Manajer Hukum dan Humas RSCM, Yoga Nara, menjelaskan bahwa kondisi pasien terus dipantau oleh tim multidisiplin, mulai dari bedah plastik hingga oftalmologi.

Ia menerangkan, pasien telah menjalani operasi mata kanan untuk ketiga kalinya pada 28 Maret 2026. Dari hasil operasi tersebut, ditemukan bahwa kornea semakin menipis dan terjadi kebocoran pada dinding bola mata.

"Selama operasi ditemukan permukaan kornea semakin menipis dan terdapat kebocoran pada dinding bola mata," kata dia dalam keterangan tertulis, Selasa (31/3/2026) malam.

Untuk mencegah kerusakan lebih lanjut, tim medis melakukan penambalan bola mata menggunakan jaringan dari tungkai pasien, kemudian menutupnya dengan selaput konjungtiva.

"Mata kanan sengaja ditutup sementara dengan penjahitan kelopak mata untuk melindungi dan mempertahankan bentuk bola mata selama proses penyembuhan," ucap dia.

Menurutnya, penutupan mata tersebut direncanakan berlangsung sekitar empat bulan sebelum dilakukan evaluasi lanjutan.

"Penutupan ini direncanakan berlangsung sekitar empat bulan, setelah itu tim medis akan melakukan evaluasi lanjutan untuk menentukan langkah selanjutnya," ungkap dia.

 

Kondisi Luka di Tubuh

Selain itu, kondisi luka di tubuh korban mulai menunjukkan perbaikan. Sebagian besar luka telah menutup dan mengering, dengan kulit baru hasil cangkok di area wajah, leher depan, dada, sebagian pundak, dan lengan kanan.
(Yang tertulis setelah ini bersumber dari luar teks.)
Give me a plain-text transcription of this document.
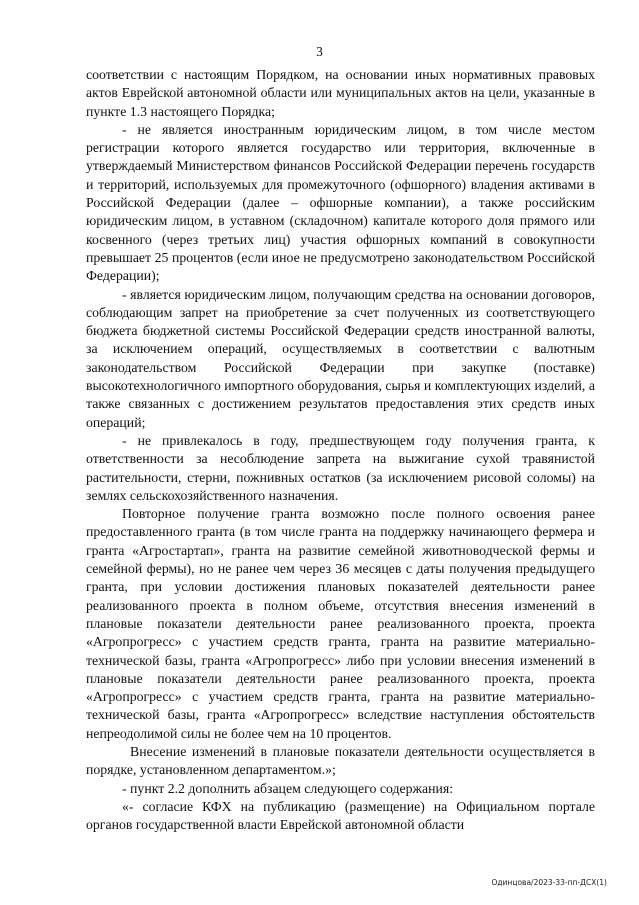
3

соответствии с настоящим Порядком, на основании иных нормативных правовых актов Еврейской автономной области или муниципальных актов на цели, указанные в пункте 1.3 настоящего Порядка;

- не является иностранным юридическим лицом, в том числе местом регистрации которого является государство или территория, включенные в утверждаемый Министерством финансов Российской Федерации перечень государств и территорий, используемых для промежуточного (офшорного) владения активами в Российской Федерации (далее – офшорные компании), а также российским юридическим лицом, в уставном (складочном) капитале которого доля прямого или косвенного (через третьих лиц) участия офшорных компаний в совокупности превышает 25 процентов (если иное не предусмотрено законодательством Российской Федерации);

- является юридическим лицом, получающим средства на основании договоров, соблюдающим запрет на приобретение за счет полученных из соответствующего бюджета бюджетной системы Российской Федерации средств иностранной валюты, за исключением операций, осуществляемых в соответствии с валютным законодательством Российской Федерации при закупке (поставке) высокотехнологичного импортного оборудования, сырья и комплектующих изделий, а также связанных с достижением результатов предоставления этих средств иных операций;

- не привлекалось в году, предшествующем году получения гранта, к ответственности за несоблюдение запрета на выжигание сухой травянистой растительности, стерни, пожнивных остатков (за исключением рисовой соломы) на землях сельскохозяйственного назначения.

Повторное получение гранта возможно после полного освоения ранее предоставленного гранта (в том числе гранта на поддержку начинающего фермера и гранта «Агростартап», гранта на развитие семейной животноводческой фермы и семейной фермы), но не ранее чем через 36 месяцев с даты получения предыдущего гранта, при условии достижения плановых показателей деятельности ранее реализованного проекта в полном объеме, отсутствия внесения изменений в плановые показатели деятельности ранее реализованного проекта, проекта «Агропрогресс» с участием средств гранта, гранта на развитие материально-технической базы, гранта «Агропрогресс» либо при условии внесения изменений в плановые показатели деятельности ранее реализованного проекта, проекта «Агропрогресс» с участием средств гранта, гранта на развитие материально-технической базы, гранта «Агропрогресс» вследствие наступления обстоятельств непреодолимой силы не более чем на 10 процентов.

Внесение изменений в плановые показатели деятельности осуществляется в порядке, установленном департаментом.»;

- пункт 2.2 дополнить абзацем следующего содержания:

«- согласие КФХ на публикацию (размещение) на Официальном портале органов государственной власти Еврейской автономной области

Одинцова/2023-33-пп-ДСХ(1)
"Masih terdapat area kulit mati di leher belakang yang akan dibersihkan dan ditutup dengan cangkok kulit lanjutan dalam satu minggu ke depan," terang dia.

Secara psikologis, kondisi pasien dinilai cukup stabil meski mengalami trauma berat. "Tim medis terus memberikan dukungan psikologis untuk memastikan pasien tetap tenang dan mampu mengikuti proses perawatan dengan optimal," ujar dia.
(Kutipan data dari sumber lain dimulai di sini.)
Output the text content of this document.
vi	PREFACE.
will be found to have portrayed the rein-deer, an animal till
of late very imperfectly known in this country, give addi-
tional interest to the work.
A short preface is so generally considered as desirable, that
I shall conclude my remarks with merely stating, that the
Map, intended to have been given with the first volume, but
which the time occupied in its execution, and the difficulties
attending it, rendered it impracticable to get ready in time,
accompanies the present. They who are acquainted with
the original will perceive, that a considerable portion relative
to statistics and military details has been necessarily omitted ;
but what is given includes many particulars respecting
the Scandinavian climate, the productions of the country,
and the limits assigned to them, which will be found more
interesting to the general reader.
Ia menegaskan komitmen RSCM untuk terus memberikan penanganan medis yang optimal, profesional, dan mengedepankan keselamatan pasien.
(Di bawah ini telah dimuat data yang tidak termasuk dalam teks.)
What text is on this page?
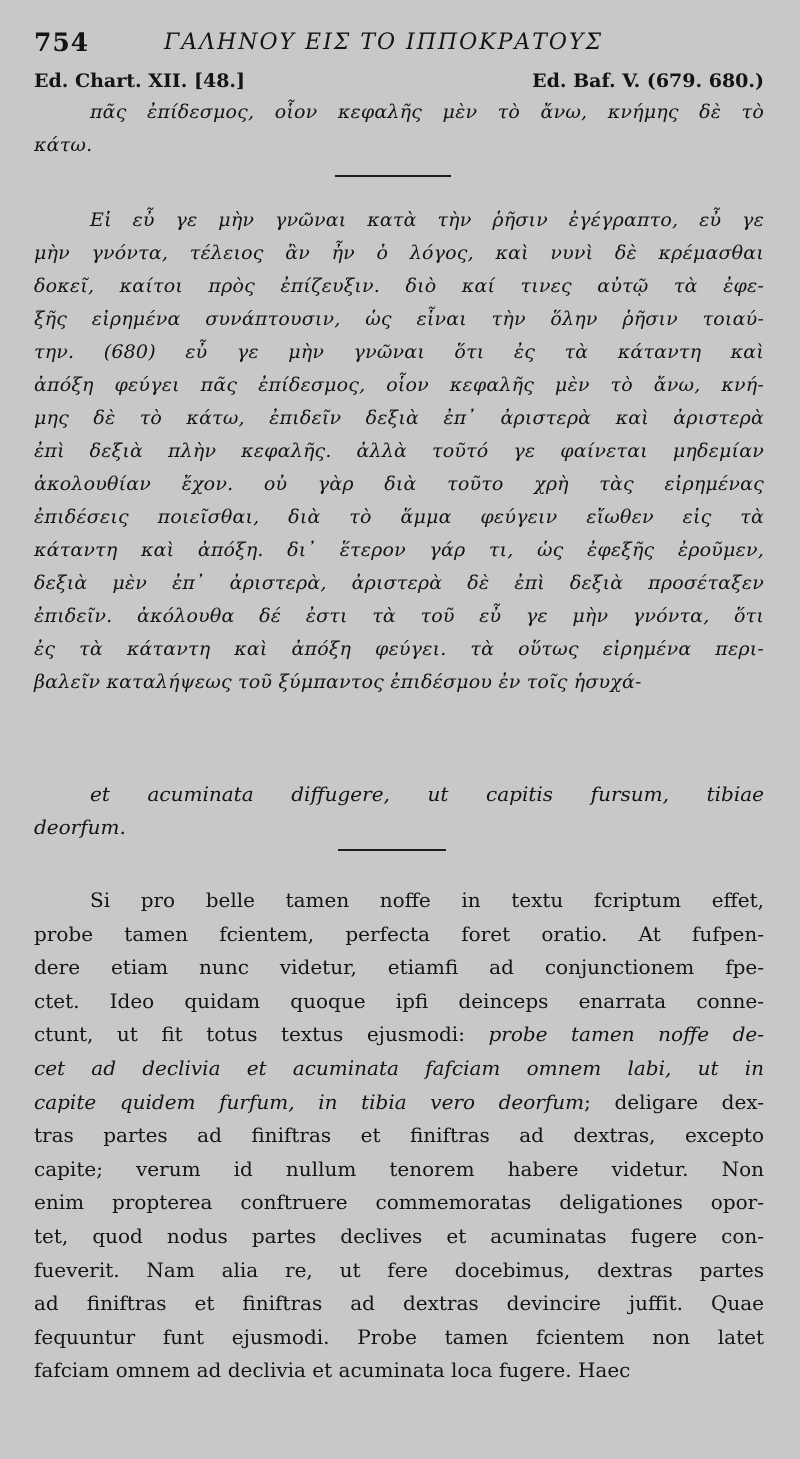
754	ΓΑΛΗΝΟΥ ΕΙΣ ΤΟ ΙΠΠΟΚΡΑΤΟΥΣ
Ed. Chart. XII. [48.]	Ed. Baf. V. (679. 680.)
πᾶς ἐπίδεσμος, οἷον κεφαλῆς μὲν τὸ ἄνω, κνήμης δὲ τὸ
κάτω.
Εἰ εὖ γε μὴν γνῶναι κατὰ τὴν ῥῆσιν ἐγέγραπτο, εὖ γε
μὴν γνόντα, τέλειος ἂν ἦν ὁ λόγος, καὶ νυνὶ δὲ κρέμασθαι
δοκεῖ, καίτοι πρὸς ἐπίζευξιν. διὸ καί τινες αὐτῷ τὰ ἐφε-
ξῆς εἰρημένα συνάπτουσιν, ὡς εἶναι τὴν ὅλην ῥῆσιν τοιαύ-
την. (680) εὖ γε μὴν γνῶναι ὅτι ἐς τὰ κάταντη καὶ
ἀπόξη φεύγει πᾶς ἐπίδεσμος, οἷον κεφαλῆς μὲν τὸ ἄνω, κνή-
μης δὲ τὸ κάτω, ἐπιδεῖν δεξιὰ ἐπ᾽ ἀριστερὰ καὶ ἀριστερὰ
ἐπὶ δεξιὰ πλὴν κεφαλῆς. ἀλλὰ τοῦτό γε φαίνεται μηδεμίαν
ἀκολουθίαν ἔχον. οὐ γὰρ διὰ τοῦτο χρὴ τὰς εἰρημένας
ἐπιδέσεις ποιεῖσθαι, διὰ τὸ ἅμμα φεύγειν εἴωθεν εἰς τὰ
κάταντη καὶ ἀπόξη. δι᾽ ἕτερον γάρ τι, ὡς ἐφεξῆς ἐροῦμεν,
δεξιὰ μὲν ἐπ᾽ ἀριστερὰ, ἀριστερὰ δὲ ἐπὶ δεξιὰ προσέταξεν
ἐπιδεῖν. ἀκόλουθα δέ ἐστι τὰ τοῦ εὖ γε μὴν γνόντα, ὅτι
ἐς τὰ κάταντη καὶ ἀπόξη φεύγει. τὰ οὕτως εἰρημένα περι-
βαλεῖν καταλήψεως τοῦ ξύμπαντος ἐπιδέσμου ἐν τοῖς ἡσυχά-
et acuminata diffugere, ut capitis fursum, tibiae
deorfum.
Si pro belle tamen noffe in textu fcriptum effet,
probe tamen fcientem, perfecta foret oratio. At fufpen-
dere etiam nunc videtur, etiamfi ad conjunctionem fpe-
ctet. Ideo quidam quoque ipfi deinceps enarrata conne-
ctunt, ut fit totus textus ejusmodi: probe tamen noffe de-
cet ad declivia et acuminata fafciam omnem labi, ut in
capite quidem furfum, in tibia vero deorfum; deligare dex-
tras partes ad finiftras et finiftras ad dextras, excepto
capite; verum id nullum tenorem habere videtur. Non
enim propterea conftruere commemoratas deligationes opor-
tet, quod nodus partes declives et acuminatas fugere con-
fueverit. Nam alia re, ut fere docebimus, dextras partes
ad finiftras et finiftras ad dextras devincire juffit. Quae
fequuntur funt ejusmodi. Probe tamen fcientem non latet
fafciam omnem ad declivia et acuminata loca fugere. Haec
"Kami menghimbau masyarakat untuk tetap tenang dan memberikan kepercayaan kepada tim medis dalam menangani kasus ini," tandas dia.

4 Anggota Bais Jadi Tersangka

Empat anggota Badan Intelijen Strategis (BAIS) TNI menjadi tersangka kasus penyerangan air keras terhadap aktivis KontraS Andrie Yunus. Keempatnya sudah ditahan oleh Puspom TNI.

"Keempat pelaku telah ditetapkan sebagai tersangka dan telah menjalani penahanan di instalasi tahanan militer (maximum security) Pomdam Jaya Guntur sejak tanggal 18 Maret 2026," kata Kepala Pusat Penerangan TNI, Mayjen Aulia Dwi Nasrullah melalui keterangan tertulis, Selasa (31/3/2026) malam.

Aulia menyebut, keempat prajurit yang berasal dari matra laut dan udara itu dikenakan pasal penganiayaan.

"Adapun Pasal yang diterapkan kepada tersangka adalah pasal penganiayaan," ungkap Aulia.